According to Aristotle, the form of an apple exists within each apple, whereas Plato thought there was a world of universal forms, where ideas exist like 'good' that have no particulars in this world. Aristotle thought there were particulars of everything.

I could have made the story be about Lincoln and an apple tree, and had his father as the itinerant seed planter. Lets try that. Lincoln, Sr. traveled around the West planting apple seeds, and preaching about not harming animals. Finally, he settled in Sinking Spring Farm, in Kentucky, with his young wife. One day his six-year-old son Abraham was given a hatchet, and told it worked well on wood. Trying it out, he accidentally killed one of his father's precious apple trees. Lincoln Sr. was outraged to find the apple tree felled, and asked who had committed this felonous deed. Unable to lie, young Abraham confessed. Although the apple tree was precious to Lincoln Sr. he was happy that his son had told the truth. Lincoln, like his father, avoided killing animals.

The truth, I think, is fleeting, like a trout. Reality is more like an apple. Memories are precious but often false.
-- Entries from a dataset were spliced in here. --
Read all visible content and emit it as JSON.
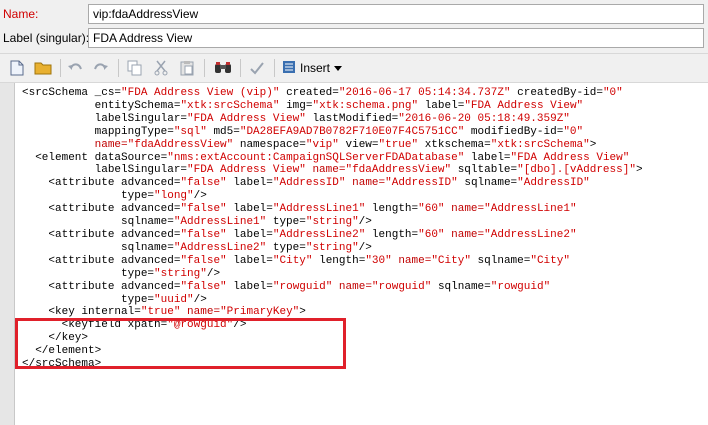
{
  "form": {
    "name_label": "Name:",
    "name_value": "vip:fdaAddressView",
    "label_label": "Label (singular):",
    "label_value": "FDA Address View"
  },
  "toolbar": {
    "insert_label": "Insert",
    "icons": [
      "new-doc-icon",
      "folder-icon",
      "undo-icon",
      "redo-icon",
      "copy-icon",
      "cut-icon",
      "paste-icon",
      "find-icon",
      "check-icon",
      "insert-icon",
      "dropdown-icon"
    ]
  },
  "code": {
    "lines": [
      [
        [
          "k",
          "<srcSchema "
        ],
        [
          "a",
          "_cs="
        ],
        [
          "v",
          "\"FDA Address View (vip)\""
        ],
        [
          "a",
          " created="
        ],
        [
          "v",
          "\"2016-06-17 05:14:34.737Z\""
        ],
        [
          "a",
          " createdBy-id="
        ],
        [
          "v",
          "\"0\""
        ]
      ],
      [
        [
          "a",
          "           entitySchema="
        ],
        [
          "v",
          "\"xtk:srcSchema\""
        ],
        [
          "a",
          " img="
        ],
        [
          "v",
          "\"xtk:schema.png\""
        ],
        [
          "a",
          " label="
        ],
        [
          "v",
          "\"FDA Address View\""
        ]
      ],
      [
        [
          "a",
          "           labelSingular="
        ],
        [
          "v",
          "\"FDA Address View\""
        ],
        [
          "a",
          " lastModified="
        ],
        [
          "v",
          "\"2016-06-20 05:18:49.359Z\""
        ]
      ],
      [
        [
          "a",
          "           mappingType="
        ],
        [
          "v",
          "\"sql\""
        ],
        [
          "a",
          " md5="
        ],
        [
          "v",
          "\"DA28EFA9AD7B0782F710E07F4C5751CC\""
        ],
        [
          "a",
          " modifiedBy-id="
        ],
        [
          "v",
          "\"0\""
        ]
      ],
      [
        [
          "n",
          "           name="
        ],
        [
          "v",
          "\"fdaAddressView\""
        ],
        [
          "a",
          " namespace="
        ],
        [
          "v",
          "\"vip\""
        ],
        [
          "a",
          " view="
        ],
        [
          "v",
          "\"true\""
        ],
        [
          "a",
          " xtkschema="
        ],
        [
          "v",
          "\"xtk:srcSchema\""
        ],
        [
          "k",
          ">"
        ]
      ],
      [
        [
          "k",
          "  <element "
        ],
        [
          "a",
          "dataSource="
        ],
        [
          "v",
          "\"nms:extAccount:CampaignSQLServerFDADatabase\""
        ],
        [
          "a",
          " label="
        ],
        [
          "v",
          "\"FDA Address View\""
        ]
      ],
      [
        [
          "a",
          "           labelSingular="
        ],
        [
          "v",
          "\"FDA Address View\""
        ],
        [
          "n",
          " name="
        ],
        [
          "v",
          "\"fdaAddressView\""
        ],
        [
          "a",
          " sqltable="
        ],
        [
          "v",
          "\"[dbo].[vAddress]\""
        ],
        [
          "k",
          ">"
        ]
      ],
      [
        [
          "k",
          "    <attribute "
        ],
        [
          "a",
          "advanced="
        ],
        [
          "v",
          "\"false\""
        ],
        [
          "a",
          " label="
        ],
        [
          "v",
          "\"AddressID\""
        ],
        [
          "n",
          " name="
        ],
        [
          "v",
          "\"AddressID\""
        ],
        [
          "a",
          " sqlname="
        ],
        [
          "v",
          "\"AddressID\""
        ]
      ],
      [
        [
          "a",
          "               type="
        ],
        [
          "v",
          "\"long\""
        ],
        [
          "k",
          "/>"
        ]
      ],
      [
        [
          "k",
          "    <attribute "
        ],
        [
          "a",
          "advanced="
        ],
        [
          "v",
          "\"false\""
        ],
        [
          "a",
          " label="
        ],
        [
          "v",
          "\"AddressLine1\""
        ],
        [
          "a",
          " length="
        ],
        [
          "v",
          "\"60\""
        ],
        [
          "n",
          " name="
        ],
        [
          "v",
          "\"AddressLine1\""
        ]
      ],
      [
        [
          "a",
          "               sqlname="
        ],
        [
          "v",
          "\"AddressLine1\""
        ],
        [
          "a",
          " type="
        ],
        [
          "v",
          "\"string\""
        ],
        [
          "k",
          "/>"
        ]
      ],
      [
        [
          "k",
          "    <attribute "
        ],
        [
          "a",
          "advanced="
        ],
        [
          "v",
          "\"false\""
        ],
        [
          "a",
          " label="
        ],
        [
          "v",
          "\"AddressLine2\""
        ],
        [
          "a",
          " length="
        ],
        [
          "v",
          "\"60\""
        ],
        [
          "n",
          " name="
        ],
        [
          "v",
          "\"AddressLine2\""
        ]
      ],
      [
        [
          "a",
          "               sqlname="
        ],
        [
          "v",
          "\"AddressLine2\""
        ],
        [
          "a",
          " type="
        ],
        [
          "v",
          "\"string\""
        ],
        [
          "k",
          "/>"
        ]
      ],
      [
        [
          "k",
          "    <attribute "
        ],
        [
          "a",
          "advanced="
        ],
        [
          "v",
          "\"false\""
        ],
        [
          "a",
          " label="
        ],
        [
          "v",
          "\"City\""
        ],
        [
          "a",
          " length="
        ],
        [
          "v",
          "\"30\""
        ],
        [
          "n",
          " name="
        ],
        [
          "v",
          "\"City\""
        ],
        [
          "a",
          " sqlname="
        ],
        [
          "v",
          "\"City\""
        ]
      ],
      [
        [
          "a",
          "               type="
        ],
        [
          "v",
          "\"string\""
        ],
        [
          "k",
          "/>"
        ]
      ],
      [
        [
          "k",
          "    <attribute "
        ],
        [
          "a",
          "advanced="
        ],
        [
          "v",
          "\"false\""
        ],
        [
          "a",
          " label="
        ],
        [
          "v",
          "\"rowguid\""
        ],
        [
          "n",
          " name="
        ],
        [
          "v",
          "\"rowguid\""
        ],
        [
          "a",
          " sqlname="
        ],
        [
          "v",
          "\"rowguid\""
        ]
      ],
      [
        [
          "a",
          "               type="
        ],
        [
          "v",
          "\"uuid\""
        ],
        [
          "k",
          "/>"
        ]
      ],
      [
        [
          "k",
          "    <key "
        ],
        [
          "a",
          "internal="
        ],
        [
          "v",
          "\"true\""
        ],
        [
          "n",
          " name="
        ],
        [
          "v",
          "\"PrimaryKey\""
        ],
        [
          "k",
          ">"
        ]
      ],
      [
        [
          "k",
          "      <keyfield "
        ],
        [
          "a",
          "xpath="
        ],
        [
          "v",
          "\"@rowguid\""
        ],
        [
          "k",
          "/>"
        ]
      ],
      [
        [
          "k",
          "    </key>"
        ]
      ],
      [
        [
          "k",
          "  </element>"
        ]
      ],
      [
        [
          "k",
          "</srcSchema>"
        ]
      ]
    ]
  },
  "colors": {
    "highlight": "#e0202a",
    "attr_value": "#d00000",
    "name_label": "#d00000"
  }
}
This meditation was made possible by Wikipedia, the collective efforts of many minds working together to perfect knowledge.

Many years ago, I planted a seed in Wikipedia. I planted the proverb "He who eats alone, dies alone," under Jewish proverbs, because my father used to say that. Curiously, I found out from a friend whom I lunched with that it was actually an Italian proverb. I could not find a biblical or other Hebrew source for the saying, so I surmised that its popularity in Israel could have stemmed from the stories of Holocaust refugees who had spent months or years wandering the shores of Italy before finally gaining passage to Israel. I did not change my entry in Wikipedia, but after a while I found the expression listed under Italian proverbs and removed from Hebrew ones. Interestingly, I now see that it has been reinstated in Wikiquote as a Jewish proverb as well as an Italian one.

The proverb has a number of possible endings. He who eats alone, dies alone. He who eats with others, dies of starvation. He who eats alone, chokes alone. Hey - this one is in Arabic and may account for both Hebrew and Italian interpretations. Spanish preservers 'chokes'. I think I caught a glimpse of the trout.